ATLANTA (Reuters) - The U.S. economy is motoring ahead in its recovery, likely putting the Federal Reserve in position to raise interest rates by the middle of the year, Atlanta Fed President Dennis Lockhart said on Monday.
In some of his strongest comments to date about the direction of the economy, Lockhart said the U.S. economy “is hitting on all cylinders.”
In remarks to the Rotary Club of Atlanta, Lockhart said his expectation is that reasonably strong growth will continue through 2015, unemployment will fall, and inflation will eventually begin to rise - a set of conditions that should allow the central bank to raise rates by the middle of the year.
But even if inflation remains stuck below the Fed’s 2 percent target, Lockhart said the time may be approaching to raise rates, as long as the pace of price increases does not begin a steady downward slide. Likewise with the economy’s current disappointing wage growth, he said.
Given the conflicting signals and “noise” in the data, Lockhart said the absence of bad news may clear the way for the Fed to hike.
The Fed’s decision “will either be informed by some positive indicators or the absence of negative indicators,” Lockhart said. “It will be the absence of losing ground, as might be suggested by a run of core inflation numbers that are declining.”
The comments from a Fed centrist give an important insight into how the central bank is steadily moving toward its first post-crisis rate hike.
The initial increase will still leave interest rates low, and they are expected to be increased only slowly toward what is considered a neutral level. That means years more of economic stimulus are ahead.
But the moment of liftoff will be “momentous” said Lockhart, who is among the regional Fed presidents voting this year on the central bank’s policy-setting committee.
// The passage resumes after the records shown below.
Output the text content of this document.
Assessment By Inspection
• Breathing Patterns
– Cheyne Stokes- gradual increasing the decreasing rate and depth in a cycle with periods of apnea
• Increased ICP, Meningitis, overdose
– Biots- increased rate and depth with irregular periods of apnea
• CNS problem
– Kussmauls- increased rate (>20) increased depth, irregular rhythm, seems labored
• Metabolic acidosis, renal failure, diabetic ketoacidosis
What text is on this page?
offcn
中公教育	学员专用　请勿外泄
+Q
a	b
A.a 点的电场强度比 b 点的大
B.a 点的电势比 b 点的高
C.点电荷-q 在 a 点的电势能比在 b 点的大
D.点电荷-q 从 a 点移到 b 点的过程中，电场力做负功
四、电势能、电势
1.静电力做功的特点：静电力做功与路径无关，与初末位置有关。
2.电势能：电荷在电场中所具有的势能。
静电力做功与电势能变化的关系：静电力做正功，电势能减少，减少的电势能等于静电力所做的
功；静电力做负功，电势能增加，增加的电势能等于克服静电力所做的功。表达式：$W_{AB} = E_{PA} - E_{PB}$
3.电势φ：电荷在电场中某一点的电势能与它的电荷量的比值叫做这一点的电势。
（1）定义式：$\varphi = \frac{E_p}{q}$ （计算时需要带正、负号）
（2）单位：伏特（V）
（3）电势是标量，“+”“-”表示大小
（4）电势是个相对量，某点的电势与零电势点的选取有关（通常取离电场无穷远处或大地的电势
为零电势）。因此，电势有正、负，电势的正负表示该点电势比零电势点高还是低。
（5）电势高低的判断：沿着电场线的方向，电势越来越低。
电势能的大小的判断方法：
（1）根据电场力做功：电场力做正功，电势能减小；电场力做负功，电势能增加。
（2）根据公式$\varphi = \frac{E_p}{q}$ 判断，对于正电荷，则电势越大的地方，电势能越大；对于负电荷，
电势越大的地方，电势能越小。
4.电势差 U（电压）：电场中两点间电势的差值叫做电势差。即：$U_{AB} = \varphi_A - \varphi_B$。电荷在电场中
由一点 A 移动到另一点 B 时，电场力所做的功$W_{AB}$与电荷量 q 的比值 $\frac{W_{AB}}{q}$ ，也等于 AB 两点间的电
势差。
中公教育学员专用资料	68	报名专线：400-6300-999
“There was more improvement in labor markets in 2014 than in any other year of the recovery,” Lockhart said. Meanwhile, consumers “seem to be more prepared to open their pocketbooks.”
The major risks may be outside the United States, Lockhart said, with weak global growth, the collapse in oil prices and other factors complicating progress toward the Fed’s inflation target.
He said low oil prices will eventually be a great benefit to the U.S. economy, though for now it may leave the Fed with “considerable ambiguity” over whether its inflation goals will be met in a reasonable time frame.